Cardio isn't required unless you enjoy doing it. It can be used as a tool to allow you to eat more if that helps with adherence, or as a means of creating a bigger deficit if you find you can't bear the thought of eating even less when results slow/stall.
The quickest way to work out calories for weight loss is bw in lbs x8-10 - the more inactive you are outside the gym (lifting doesn't burn that much anyway) the closer to 8 you'll have to be. Someone who drives to work and sits at a desk all day will have to go lower than someone who is on their feet for their job or even someone who walks as part of their commute all body stats being the same. There are fancy calculators like this one but even then it's just a starting point.

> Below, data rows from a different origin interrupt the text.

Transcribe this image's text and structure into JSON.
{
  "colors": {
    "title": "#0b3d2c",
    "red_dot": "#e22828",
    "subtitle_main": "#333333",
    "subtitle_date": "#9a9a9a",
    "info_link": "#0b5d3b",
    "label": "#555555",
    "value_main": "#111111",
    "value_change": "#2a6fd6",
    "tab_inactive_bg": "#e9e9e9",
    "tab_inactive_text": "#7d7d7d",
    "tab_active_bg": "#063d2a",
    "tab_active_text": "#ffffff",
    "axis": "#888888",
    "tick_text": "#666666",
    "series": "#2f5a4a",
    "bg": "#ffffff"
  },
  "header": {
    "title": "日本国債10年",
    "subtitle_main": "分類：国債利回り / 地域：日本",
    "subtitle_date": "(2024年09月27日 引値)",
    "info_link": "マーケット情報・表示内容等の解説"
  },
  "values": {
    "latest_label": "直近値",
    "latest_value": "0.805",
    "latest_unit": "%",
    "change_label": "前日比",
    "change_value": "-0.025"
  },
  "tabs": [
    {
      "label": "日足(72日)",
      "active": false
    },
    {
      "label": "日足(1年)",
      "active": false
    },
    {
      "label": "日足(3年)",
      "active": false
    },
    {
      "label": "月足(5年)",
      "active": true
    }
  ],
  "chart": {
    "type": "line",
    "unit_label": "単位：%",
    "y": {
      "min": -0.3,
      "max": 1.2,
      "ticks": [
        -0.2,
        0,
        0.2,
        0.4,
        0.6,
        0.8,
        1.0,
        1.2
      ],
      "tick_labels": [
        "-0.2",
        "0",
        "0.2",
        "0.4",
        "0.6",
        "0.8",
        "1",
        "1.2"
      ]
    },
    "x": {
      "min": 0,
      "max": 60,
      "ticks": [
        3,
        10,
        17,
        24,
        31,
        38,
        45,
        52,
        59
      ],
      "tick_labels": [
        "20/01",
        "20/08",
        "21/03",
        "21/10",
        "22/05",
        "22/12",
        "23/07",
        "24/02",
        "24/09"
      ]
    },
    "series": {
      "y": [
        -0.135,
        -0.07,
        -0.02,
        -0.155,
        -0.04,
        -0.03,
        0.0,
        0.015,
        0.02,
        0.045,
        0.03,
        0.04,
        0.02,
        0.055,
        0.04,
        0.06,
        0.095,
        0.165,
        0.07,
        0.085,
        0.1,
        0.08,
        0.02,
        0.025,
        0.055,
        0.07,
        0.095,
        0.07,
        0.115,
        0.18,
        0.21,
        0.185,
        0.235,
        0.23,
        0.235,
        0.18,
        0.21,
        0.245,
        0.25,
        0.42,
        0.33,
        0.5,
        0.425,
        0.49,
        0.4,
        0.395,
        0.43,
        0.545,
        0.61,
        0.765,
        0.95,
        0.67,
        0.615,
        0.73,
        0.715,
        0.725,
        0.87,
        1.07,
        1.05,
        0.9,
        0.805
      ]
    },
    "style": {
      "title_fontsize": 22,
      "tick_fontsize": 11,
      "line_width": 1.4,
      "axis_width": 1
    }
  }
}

This is the the simplest means of setting macros (don't worry too much about what the calculator says for p/c/f):
Protein = 1-1.4g per lb of lean bodyweight (you should have a rough idea of your body fat %, if not just google some body fat % in pictures tables)
Fat = 15-25% of calories
Carbs = the rest
A 500 calorie deficit off maint. is a good place to start, then you can adjust as necessary based on how quickly/slowly you lose weight. A sensible average is 0.5-1% loss of total bodyweight a week as this will help minimise the chances of any of your losses coming from muscle (although the most important thing is to keep lifting what you were lifting before the diet started). Starting out, aim for 1% then taper down if you're planning on finishing your diet really lean. So if you were 190lbs, 25% bf and had a TDEE of say, 2500 cals (just throwing a figure out of thin air) and were starting your diet on 2000 calories, then it could be something like this:
Protein 140g
Fat 50g
Carbs 245g
IMO most people will do best going for ranges - that is aim to hit whatever calories you've got accurately, but be a little flexible in how you get there by aiming to hit a minimum target for protein/fat. So using the above examples, protein minimum would be 140g and could go as high as 200g, fat 33g-56g (33g sounds low but in reality you'll probably be dieting on more than 2000 cals so it'd be higher). You can also allow a 10g margin for error with protein/carb and maybe 5g for fat because tracking is inherently inaccurate anyway (food labels are allowed to have a margin of error, no two items of the same food will be identical nutrition wise etc). The obvious caveat is that if you go higher on protein you'll end up taking carbs away (a 1-1 swap as both are 4 calories per gram where as fat is 9 cals/gram) and carbs when dieting are always your friend!
What you'll probably find is that due to your own dietary preferences, you will veer towards certain meals and foods so unless you have a day when you're feeling the need to blow a load of your carbs/fat on pizza and have to eat chicken salad and whey you'll end up with similar numbers most days. You'll also find once you've been tracking for a couple of weeks, you get to know what kind of food combinations work for your numbers. Most people I know fall into two camps:
1) they count as they go along
2) they plan ahead
I find 2) less of a headache - it takes me 5-10mins a day to plan for the next day's food and is low stress. Put down the macros for dinner, then lunch as these will have the primary protein sources, then pad out the rest of the carbs/fat/secondary protein sources (e.g. 100g of oats will have 9-10g of protein in). Using things like MyFitnessPal or MyMacros+ makes doing things like this easy since it does all the adding up for you.
Cardio isn't required unless you enjoy doing it. It can be used as a tool to allow you to eat more if that helps with adherence, or as a means of creating a bigger deficit if you find you can't bear the thought of eating even less when results slow/stall.